Let's say a passage bears the combat
tag, this would bring up a "You cannot fight!" dialog if the player doesn't have a weapon...
In a similar vein, I am working on some code to use passages as dialog content: navigating between dialog
-tagged passages displays their text content in the current dialog window without causing navigation.
This is doable without any form of override, but the draw lies in the fact it wouldn't recquire any special link or macro to do so, only some logic to check if the destination passage bears a given tag.
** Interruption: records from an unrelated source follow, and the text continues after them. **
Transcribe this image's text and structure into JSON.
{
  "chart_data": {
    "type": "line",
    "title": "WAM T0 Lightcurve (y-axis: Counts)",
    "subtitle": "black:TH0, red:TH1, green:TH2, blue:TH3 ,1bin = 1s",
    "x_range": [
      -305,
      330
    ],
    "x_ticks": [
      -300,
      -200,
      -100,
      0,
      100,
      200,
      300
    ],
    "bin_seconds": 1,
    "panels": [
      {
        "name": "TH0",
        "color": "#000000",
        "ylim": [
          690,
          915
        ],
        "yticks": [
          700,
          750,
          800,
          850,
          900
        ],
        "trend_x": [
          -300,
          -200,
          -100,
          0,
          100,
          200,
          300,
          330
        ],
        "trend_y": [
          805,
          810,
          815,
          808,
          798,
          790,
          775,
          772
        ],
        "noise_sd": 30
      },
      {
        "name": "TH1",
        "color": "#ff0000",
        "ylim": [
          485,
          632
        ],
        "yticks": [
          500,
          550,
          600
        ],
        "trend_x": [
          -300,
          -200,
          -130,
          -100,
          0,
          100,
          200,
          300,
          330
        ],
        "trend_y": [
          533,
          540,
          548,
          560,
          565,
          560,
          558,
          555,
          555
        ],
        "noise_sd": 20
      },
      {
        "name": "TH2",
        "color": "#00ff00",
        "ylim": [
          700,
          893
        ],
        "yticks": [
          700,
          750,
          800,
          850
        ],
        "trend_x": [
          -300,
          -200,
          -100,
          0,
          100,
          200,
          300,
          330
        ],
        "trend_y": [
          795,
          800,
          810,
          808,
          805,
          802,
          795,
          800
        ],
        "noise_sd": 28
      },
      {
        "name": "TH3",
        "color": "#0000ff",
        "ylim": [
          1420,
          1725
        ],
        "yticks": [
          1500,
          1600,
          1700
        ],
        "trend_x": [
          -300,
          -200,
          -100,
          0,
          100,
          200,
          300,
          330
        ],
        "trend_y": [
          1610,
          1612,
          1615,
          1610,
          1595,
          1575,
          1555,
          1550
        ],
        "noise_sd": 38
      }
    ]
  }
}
I'm confused why you would be using the Config.navigation.override
setting for such functionality when it would be easy to achieve such using the no-Target-Passage variation of the <<link>>
macro.
The benefit of Config.navigation.override
is that it centralizes case-based navigation across links, buttons, bracket links and input elements.
As I alluded to earlier, building a check in every interactive element is not a scalable approach (and not doable for <<textbox/numberbox>>
).
Of course the issue can be alleviated by using a widget or custom macro as the main mean of passage navigation, but the same could be said for Config.navigation.override
as a whole.
This is not what the navigation override is for, which is to seamlessly allow a navigation destination to be overridden.
If the end goal is to determine whether navigation or something else occurs, then not starting the navigation process at all is much better than attempting to cancel it in the middle.
End users already have the ability to simply and precisely control what links—<<link>>
, <<button>>
, custom macros, etc.—do by calling a function or widget within, thus keeping all the logic in one place. You can't use the link markup, no, but that's hardly an imposition.